Yesterday, Marvel’s “Steve Rogers: Captain America” #1 arrived at shops. This is an issue I had been eagerly looking forward to for months, ever since it was first announced, as by anyone’s definition I’m a Captain America super-fan and reading about an aged Steve Rogers who had lost the Super-Soldier serum (a 90+ year old who commands other superheroes?) and former-Falcon Sam Wilson as the new Captain America just was not working for me (I had the same opinion when Bucky took on the mantle a few years ago). It just wasn’t the same.
So I was thrilled to hear that the rejuvenated Steve Rogers was coming back, and when he was restored in the pages of “Captain America: Sam Wilson” #7 all was right in the Marvel Universe for me.
But then yesterday came, and while at work I saw a headline posted on comicbookmovies.com: “Today’s CAPTAIN AMERICA: STEVE ROGERS #1 Features A Shocking Twist Marvel Knows You’ll Hate.” So, yeah, out of curiosity I clicked on the article, thinking that there’s nothing that the writers could do to NOT make me get the issue.
And then I saw the panel:
If you haven’t heard about it by now, the powers-that-be at Marvel are running with a story line that establishes Cap as a double-agent for HYDRA, the organization that has its roots in Nazism and has been Cap’s main nemesis for…well, forever. And to clarify that this isn’t misdirection or some simple trick, the writer (Nick Spencer) spoke to Entertainment Weekly: “This is not a clone, not an impostor, not mind control, not someone else acting through Steve. This really is Steve Rogers, Captain America himself.”

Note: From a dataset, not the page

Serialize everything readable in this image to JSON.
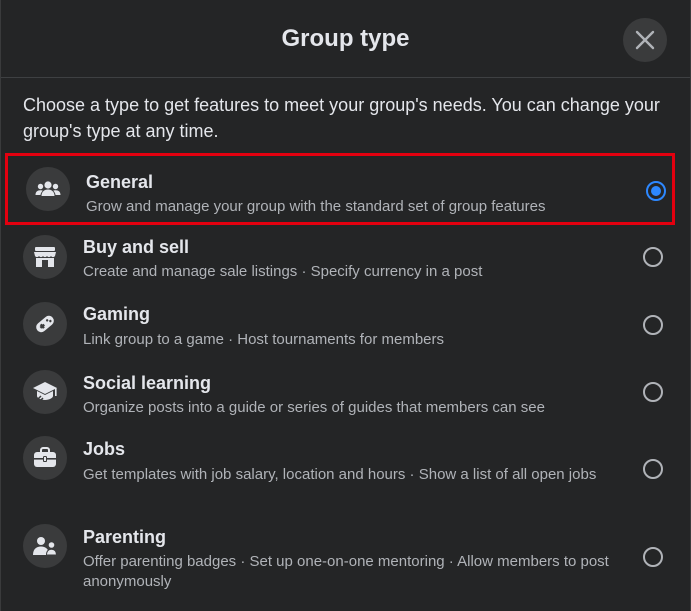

Forget “a slap in the face” as Marvel Senior Vice President of Publishing Tom Brevoort suggested the reaction would be – the news broke my heart.
Cap, for me, has always been a representation of how truly noble and good a person can and should be. I don’t look at him as a representation of the United States, but the ideals that represent the best of what humanity should be (but in reality often falls all too short of): liberty and equality for all; an indomitable spirit in the face of fascism and injustice. The image that introduced him to the world was him punching Hitler in the face, for God’s sake, conceived and created by two Jewish kids who recognized a need for America to DO SOMETHING in the face of evil.

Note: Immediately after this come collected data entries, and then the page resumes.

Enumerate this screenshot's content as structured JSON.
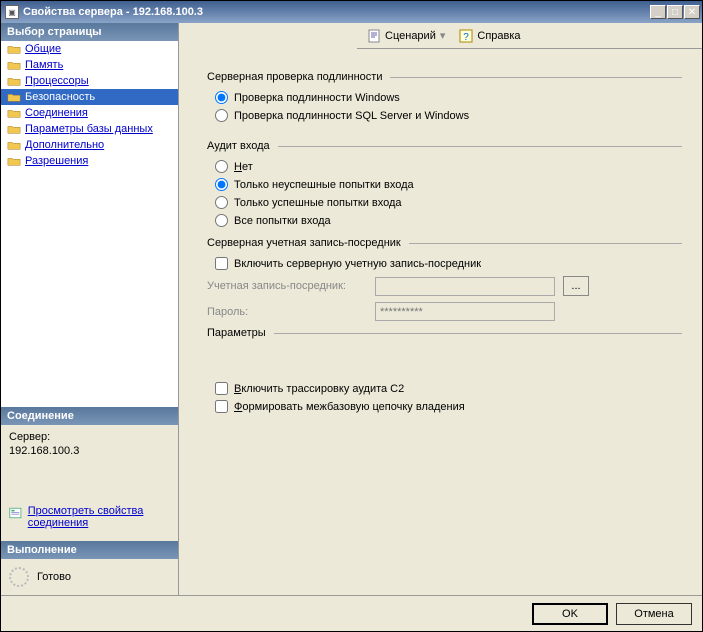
{
  "title": "Свойства сервера - 192.168.100.3",
  "toolbar": {
    "script": "Сценарий",
    "help": "Справка"
  },
  "sidebar": {
    "select_header": "Выбор страницы",
    "items": [
      {
        "label": "Общие"
      },
      {
        "label": "Память"
      },
      {
        "label": "Процессоры"
      },
      {
        "label": "Безопасность"
      },
      {
        "label": "Соединения"
      },
      {
        "label": "Параметры базы данных"
      },
      {
        "label": "Дополнительно"
      },
      {
        "label": "Разрешения"
      }
    ],
    "connection_header": "Соединение",
    "server_label": "Сервер:",
    "server_value": "192.168.100.3",
    "view_connection": "Просмотреть свойства соединения",
    "exec_header": "Выполнение",
    "exec_status": "Готово"
  },
  "content": {
    "auth_group": "Серверная проверка подлинности",
    "auth_windows": "Проверка подлинности Windows",
    "auth_sql": "Проверка подлинности SQL Server и Windows",
    "audit_group": "Аудит входа",
    "audit_none_pre": "Н",
    "audit_none_rest": "ет",
    "audit_failed": "Только неуспешные попытки входа",
    "audit_success": "Только успешные попытки входа",
    "audit_all": "Все попытки входа",
    "proxy_group": "Серверная учетная запись-посредник",
    "proxy_enable": "Включить серверную учетную запись-посредник",
    "proxy_account": "Учетная запись-посредник:",
    "proxy_password": "Пароль:",
    "proxy_pwd_placeholder": "**********",
    "params_group": "Параметры",
    "c2_pre": "В",
    "c2_rest": "ключить трассировку аудита C2",
    "chain_pre": "Ф",
    "chain_rest": "ормировать межбазовую цепочку владения"
  },
  "footer": {
    "ok": "OK",
    "cancel": "Отмена"
  }
}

And now Marvel is telling me he has his roots in HYDRA?
It’s insulting and stomach-turning.
Look, I understand how comics work – I’ve been reading them since 1983 – this first issue obviously doesn’t tell the entire story. But no matter how this story line plays out, no matter how it’s explained, to associate Cap with the organization that is the ANTITHESIS to what Cap has symbolized and fought against for 75 years is wrong-headed and a betrayal to Joe Simon and Jack Kirby, and a betrayal to who Captain America is and always has been.
I said the news broke my heart. It did. I loved superheroes because of Captain America.
But after reading that article, I went to my comic book shop that afternoon and ended my pull-lists. I left the store comic-less, something that hasn’t happened in 15 years, and I won’t be going back.
There’s no real reason for me anymore.